[EM] Detailed stats for the ordinal methods
Chris Benham
cbenhamau at yahoo.com.au
Sat May 11 20:35:04 PDT 2024
>
> Strategic nomination can indeed be a problem and should be
> investigated more closely. James-Green Armytage showed that IRV has
> greater exit incentive than the Condorcet-IRV methods do, for instance.
Kristofer,
Can you please point me to this?
Chris
On 12/05/2024 6:18 am, Kristofer Munsterhjelm wrote:
> On 2024-05-09 23:56, Closed Limelike Curves wrote:
>> Hi Kristofer! Thanks for this :)
>>
>> I do want to ask though, do you think the rate of manipulable
>> elections is a good measure of the "general strategy resistance" of
>> an electoral method? The resistant set certainly seems to reduce that
>> rate, but for all I know that 7.5% is all turkey-elections.
>
> The narrow sense of turkey elections - exploiting nonmonotonicity to
> do pushover - must, for ordinal methods, belong to the "Other"
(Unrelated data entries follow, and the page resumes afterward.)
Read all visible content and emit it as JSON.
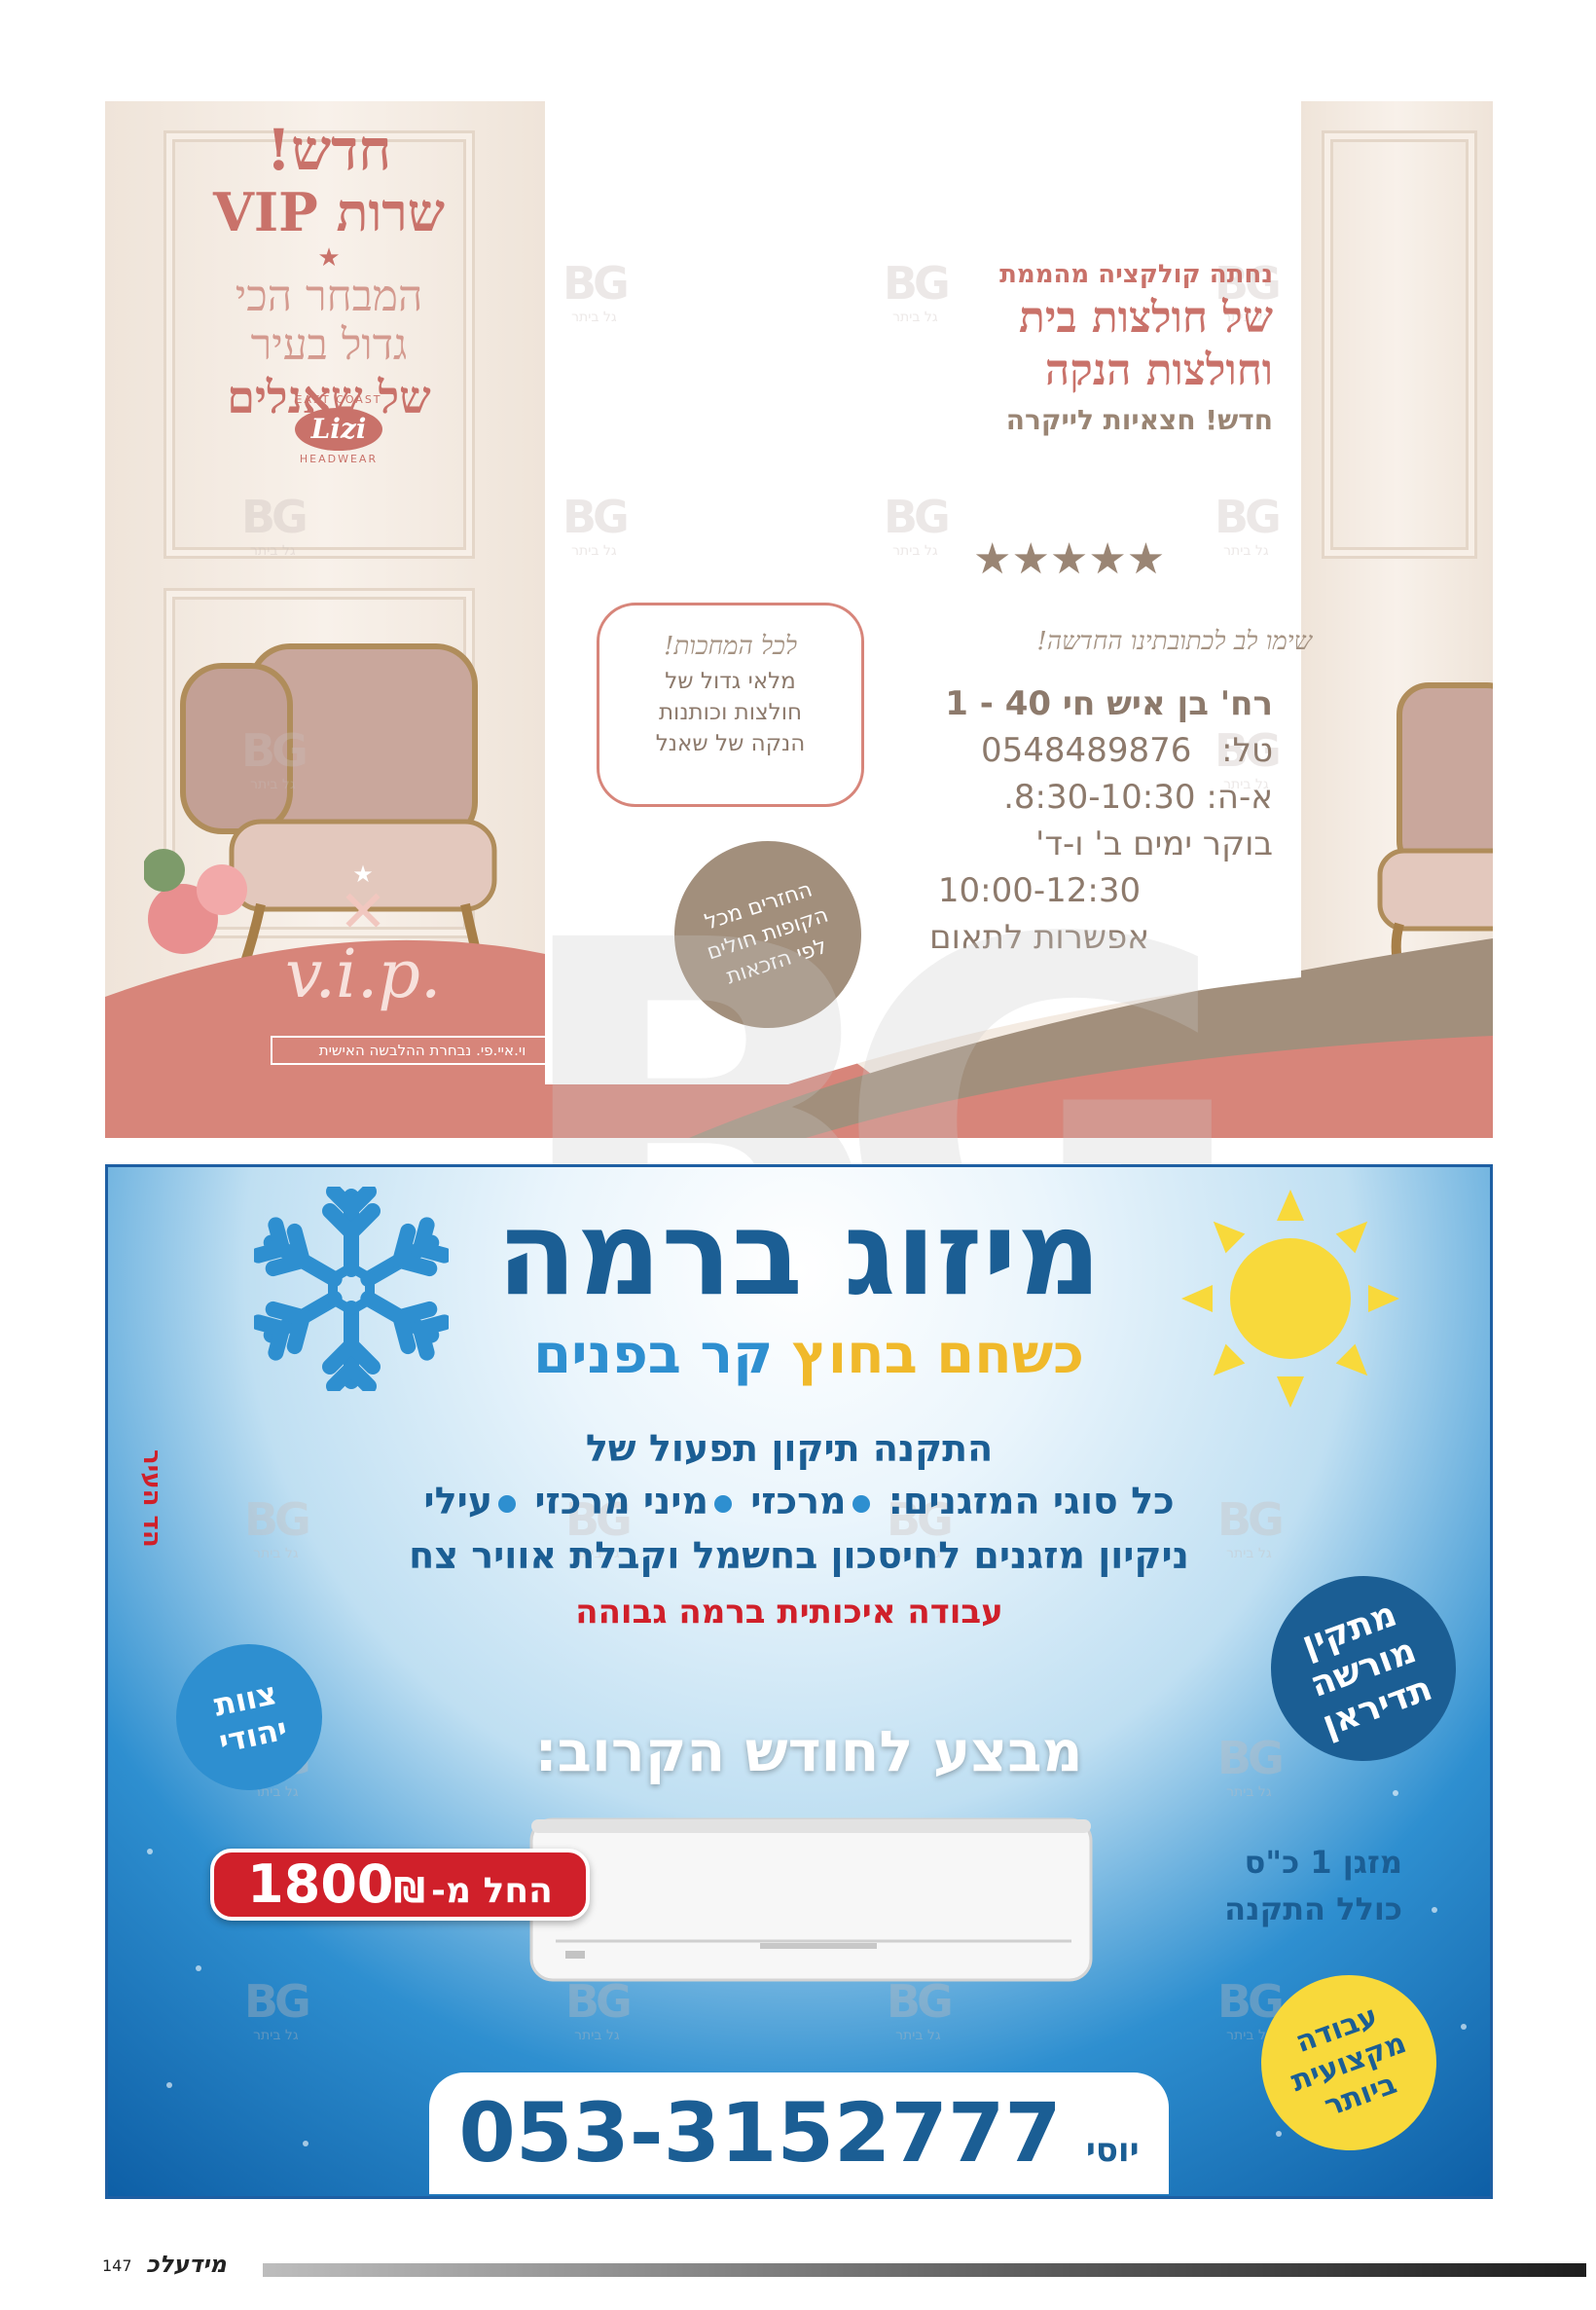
{
  "top_ad": {
    "left": {
      "new_label": "חדש!",
      "vip_service": "שרות VIP",
      "selection_line1": "המבחר הכי",
      "selection_line2": "גדול בעיר",
      "selection_line3": "של שאנלים",
      "lizi_logo": {
        "top_text": "EAST COAST",
        "name": "Lizi",
        "bottom_text": "HEADWEAR"
      },
      "vip_logo_text": "v.i.p.",
      "vip_caption": "וי.איי.פי. נבחרת ההלבשה האישית"
    },
    "right": {
      "line1": "נחתה קולקציה מהממת",
      "line2": "של חולצות בית",
      "line3": "וחולצות הנקה",
      "line4": "חדש! חצאיות לייקרה",
      "stars": "★★★★★",
      "note_heading": "שימו לב לכתובתינו החדשה!",
      "address": "רח' בן איש חי 40 - 1",
      "phone_label": "טל:",
      "phone": "0548489876",
      "hours1": "א-ה: 8:30-10:30.",
      "hours2": "בוקר ימים ב' ו-ד'",
      "hours3": "10:00-12:30",
      "hours4": "אפשרות לתאום"
    },
    "box": {
      "heading": "לכל המחכות!",
      "line1": "מלאי גדול של",
      "line2": "חולצות וכותנות",
      "line3": "הנקה של שאנל"
    },
    "refund_badge": {
      "line1": "החזרים מכל",
      "line2": "הקופות חולים",
      "line3": "לפי הזכאות"
    },
    "watermark": {
      "letters": "BG",
      "sub": "גל ביתר"
    }
  },
  "bottom_ad": {
    "brand": "מיזוג ברמה",
    "slogan_part1": "כשחם בחוץ",
    "slogan_part2": "קר בפנים",
    "services_line1": "התקנה תיקון תפעול של",
    "services_line2_prefix": "כל סוגי המזגנים:",
    "ac_types": [
      "מרכזי",
      "מיני מרכזי",
      "עילי"
    ],
    "services_line3": "ניקיון מזגנים לחיסכון בחשמל וקבלת אוויר צח",
    "services_line4": "עבודה איכותית ברמה גבוהה",
    "side_vertical": "הד העיר",
    "badge_authorized": "מתקין מורשה תדיראן",
    "badge_jewish": "צוות יהודי",
    "badge_professional": "עבודה מקצועית ביותר",
    "offer_title": "מבצע לחודש הקרוב:",
    "offer_item_line1": "מזגן 1 כ\"ס",
    "offer_item_line2": "כולל התקנה",
    "price_prefix": "החל מ-",
    "price_value": "1800",
    "currency": "₪",
    "contact_name": "יוסי",
    "contact_phone": "053-3152777"
  },
  "footer": {
    "page_number": "147",
    "logo": "מידעלכ"
  },
  "colors": {
    "salmon": "#d7857a",
    "taupe": "#a28f7c",
    "navy": "#1b5e94",
    "sky": "#2e8fd0",
    "yellow": "#f8d93b",
    "red": "#d0202a"
  }
}
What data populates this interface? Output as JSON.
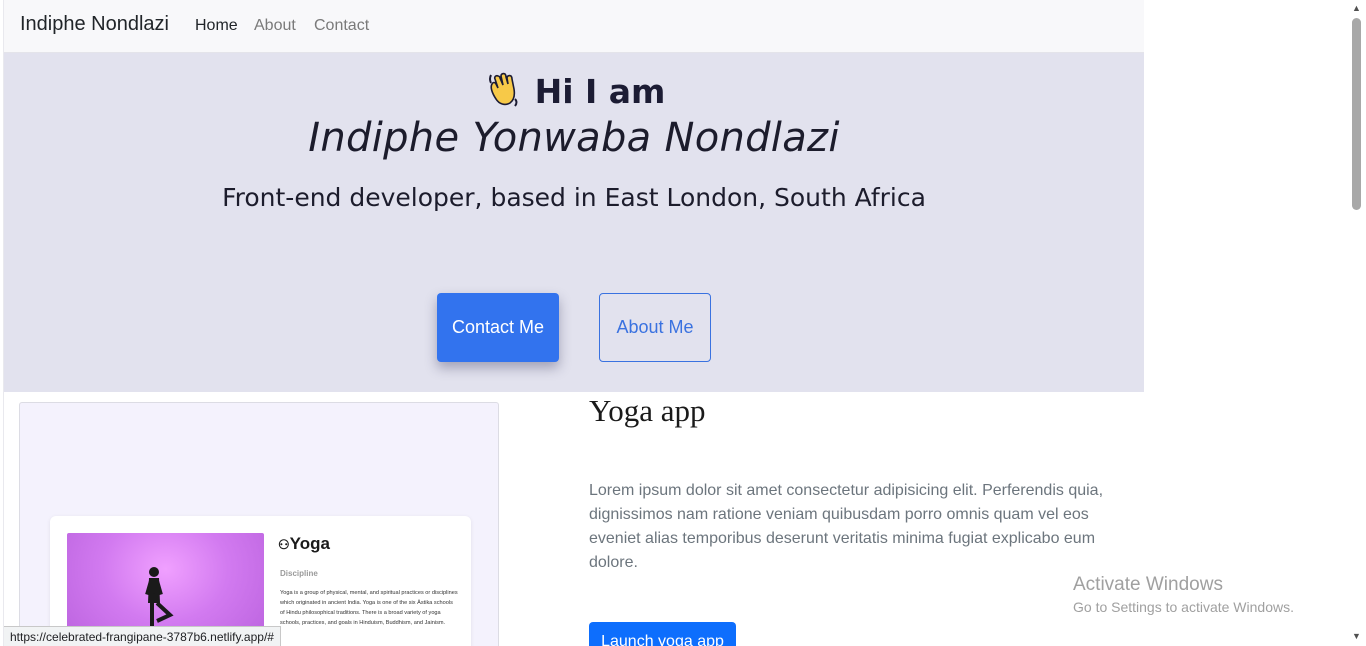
{
  "navbar": {
    "brand": "Indiphe Nondlazi",
    "links": [
      {
        "label": "Home",
        "active": true
      },
      {
        "label": "About",
        "active": false
      },
      {
        "label": "Contact",
        "active": false
      }
    ]
  },
  "hero": {
    "greeting_icon": "waving-hand-icon",
    "greeting": "Hi I am",
    "name": "Indiphe Yonwaba Nondlazi",
    "subtitle": "Front-end developer, based in East London, South Africa",
    "contact_button": "Contact Me",
    "about_button": "About Me",
    "colors": {
      "background": "#e2e2ee",
      "primary": "#3273ee"
    }
  },
  "project": {
    "title": "Yoga app",
    "description": "Lorem ipsum dolor sit amet consectetur adipisicing elit. Perferendis quia, dignissimos nam ratione veniam quibusdam porro omnis quam vel eos eveniet alias temporibus deserunt veritatis minima fugiat explicabo eum dolore.",
    "launch_button": "Launch yoga app",
    "preview": {
      "icon": "meditation-icon",
      "title": "Yoga",
      "label": "Discipline",
      "text": "Yoga is a group of physical, mental, and spiritual practices or disciplines which originated in ancient India. Yoga is one of the six Āstika schools of Hindu philosophical traditions. There is a broad variety of yoga schools, practices, and goals in Hinduism, Buddhism, and Jainism."
    }
  },
  "watermark": {
    "title": "Activate Windows",
    "subtitle": "Go to Settings to activate Windows."
  },
  "status_bar": {
    "url": "https://celebrated-frangipane-3787b6.netlify.app/#"
  }
}
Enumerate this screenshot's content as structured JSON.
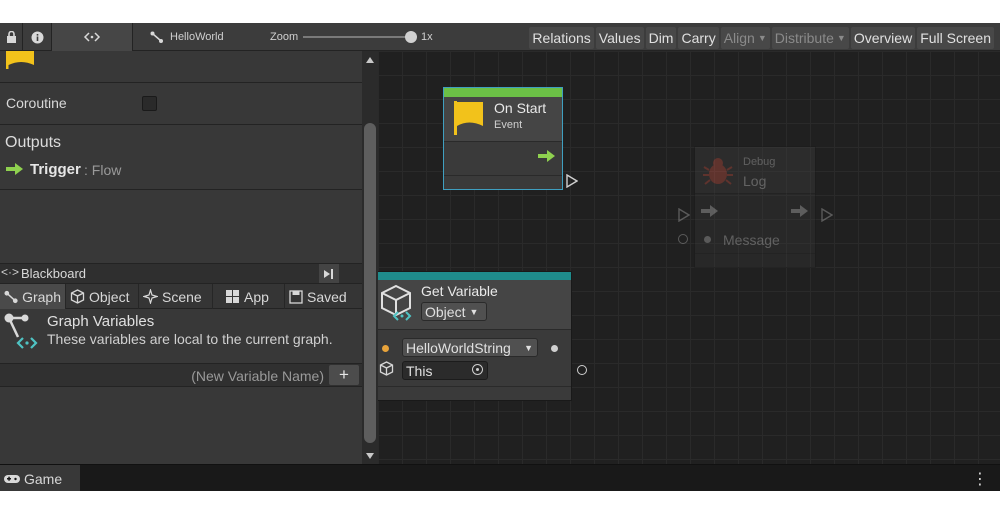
{
  "toolbar": {
    "graph_name": "HelloWorld",
    "zoom_label": "Zoom",
    "zoom_value_text": "1x",
    "zoom_level": 1.0,
    "buttons": [
      {
        "label": "Relations",
        "enabled": true
      },
      {
        "label": "Values",
        "enabled": true
      },
      {
        "label": "Dim",
        "enabled": true
      },
      {
        "label": "Carry",
        "enabled": true
      },
      {
        "label": "Align",
        "enabled": false
      },
      {
        "label": "Distribute",
        "enabled": false
      },
      {
        "label": "Overview",
        "enabled": true
      },
      {
        "label": "Full Screen",
        "enabled": true
      }
    ]
  },
  "inspector": {
    "coroutine_label": "Coroutine",
    "coroutine_checked": false,
    "outputs_header": "Outputs",
    "trigger_name": "Trigger",
    "trigger_type": ": Flow"
  },
  "blackboard": {
    "title": "Blackboard",
    "tabs": [
      {
        "label": "Graph",
        "icon": "graph-icon",
        "active": true
      },
      {
        "label": "Object",
        "icon": "cube-icon",
        "active": false
      },
      {
        "label": "Scene",
        "icon": "scene-icon",
        "active": false
      },
      {
        "label": "App",
        "icon": "app-icon",
        "active": false
      },
      {
        "label": "Saved",
        "icon": "saved-icon",
        "active": false
      }
    ],
    "section_title": "Graph Variables",
    "section_desc": "These variables are local to the current graph.",
    "new_var_placeholder": "(New Variable Name)",
    "add_label": "+"
  },
  "nodes": {
    "on_start": {
      "title": "On Start",
      "subtitle": "Event",
      "accent": "#6bc046"
    },
    "debug_log": {
      "title_small": "Debug",
      "title": "Log",
      "message_label": "Message"
    },
    "get_variable": {
      "title": "Get Variable",
      "kind_dropdown": "Object",
      "name_dropdown": "HelloWorldString",
      "target_field": "This",
      "accent": "#1f8c8c"
    }
  },
  "bottom": {
    "game_tab": "Game",
    "menu_icon": "⋮"
  },
  "colors": {
    "flow_arrow": "#8fd14f",
    "flag": "#f2c21b",
    "port_orange": "#e8a33a"
  }
}
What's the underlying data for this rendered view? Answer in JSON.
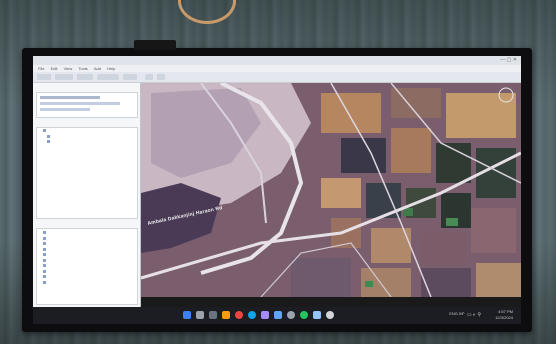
{
  "window": {
    "title": "",
    "menu": [
      "File",
      "Edit",
      "View",
      "Tools",
      "Add",
      "Help"
    ]
  },
  "sidebar": {
    "search_label": "",
    "places_label": "",
    "layers_label": "",
    "places": [
      "",
      "",
      ""
    ],
    "layers": [
      "",
      "",
      "",
      "",
      "",
      "",
      "",
      "",
      "",
      ""
    ]
  },
  "map": {
    "label": "Ambala Dakkanjinj Haraon Rd",
    "status": ""
  },
  "taskbar": {
    "icons": [
      "start",
      "search",
      "task-view",
      "files",
      "chrome",
      "edge",
      "photos",
      "store",
      "settings",
      "whatsapp",
      "mail",
      "app"
    ],
    "tray_lang": "ENG IN",
    "time": "4:57 PM",
    "date": "12/3/2024"
  },
  "colors": {
    "wall": "#5a6b6d",
    "bezel": "#0d0d0f",
    "taskbar": "#1b1d22",
    "sidebar": "#f5f6f8",
    "farmland_dark": "#2f3a33",
    "farmland_orange": "#b98a5a"
  }
}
> strategy category. Not every Other strategy need to be pushover, but
> pushover must be an Other strategy. Let's consider Resistant,Borda again:
>
>>> Ties: 0.001 (5)
>>> Of the non-ties:
>>>
>>> Burial, no compromise: 123 0.0246246
>>> Compromise, no burial: 72 0.0144144
>>> Burial and compromise: 147 0.0294294
>>> Two-sided: 48 0.00960961
>>> Other coalition strats: 1 0.0002002
>>> ================================================
>>> Manipulable elections: 391 0.0782783
>
> There's only one out of 4995 elections with "other" strats. So
> pushover manipulability is very low. (I've designed resistant set
> methods that seem to have no pushover at all, even though they fail
> monotonicity. I haven't been able to prove why certain resistant set
> constructions make pushover impossible, though.)
>
> I can think of two ways to formalize the broader category of
> turkey-raising as mentioned on Electowiki. They would be:
> - Supporters of candidate A encourage a candidate C to enter, so
> that C>B>A voters express their honest opinion; but that makes A win
> instead.
> - By making C appear to have more support than he actually does,
> supporters of candidate A trick strategic B>C>A voters to compromise
> for C. As a result, the winner changes from B to A.
>
> Neither effect is captured in my simulations: the first would be a
> form of strategic nomination, and the second is a strategic play under
> imperfect information. As the number of candidates doesn't change, and
> the simulation involves a fully honest election followed by
> full-information strategy, it doesn't capture either.
>
> Strategic nomination can indeed be a problem and should be
> investigated more closely. James-Green Armytage showed that IRV has
> greater exit incentive than the Condorcet-IRV methods do, for
> instance. I haven't written code to do this, and thus my stats don't
> provide any information about strategic nomination.
>
> Taking the second effect into account would be very difficult, as
> we're then moving into a repeated game of imperfect information. But,
> as a heuristic, if the voters know that the method has low (ordinary)
> manipulability, then it would probably be harder to get them to engage
> in a self-destructive strategy as well, since it would be harder to
> get them to engage in strategy in general.
>
> And a final caveat: if you combine a strategy resistant method with
> primaries or other parts, the composition could have turkey
> strategies. I imagine that the likelihood of this happening depends on
> the strategic nomination incentives for the method: so you could see
> it with IRV but it would be less likely with Smith-IRV.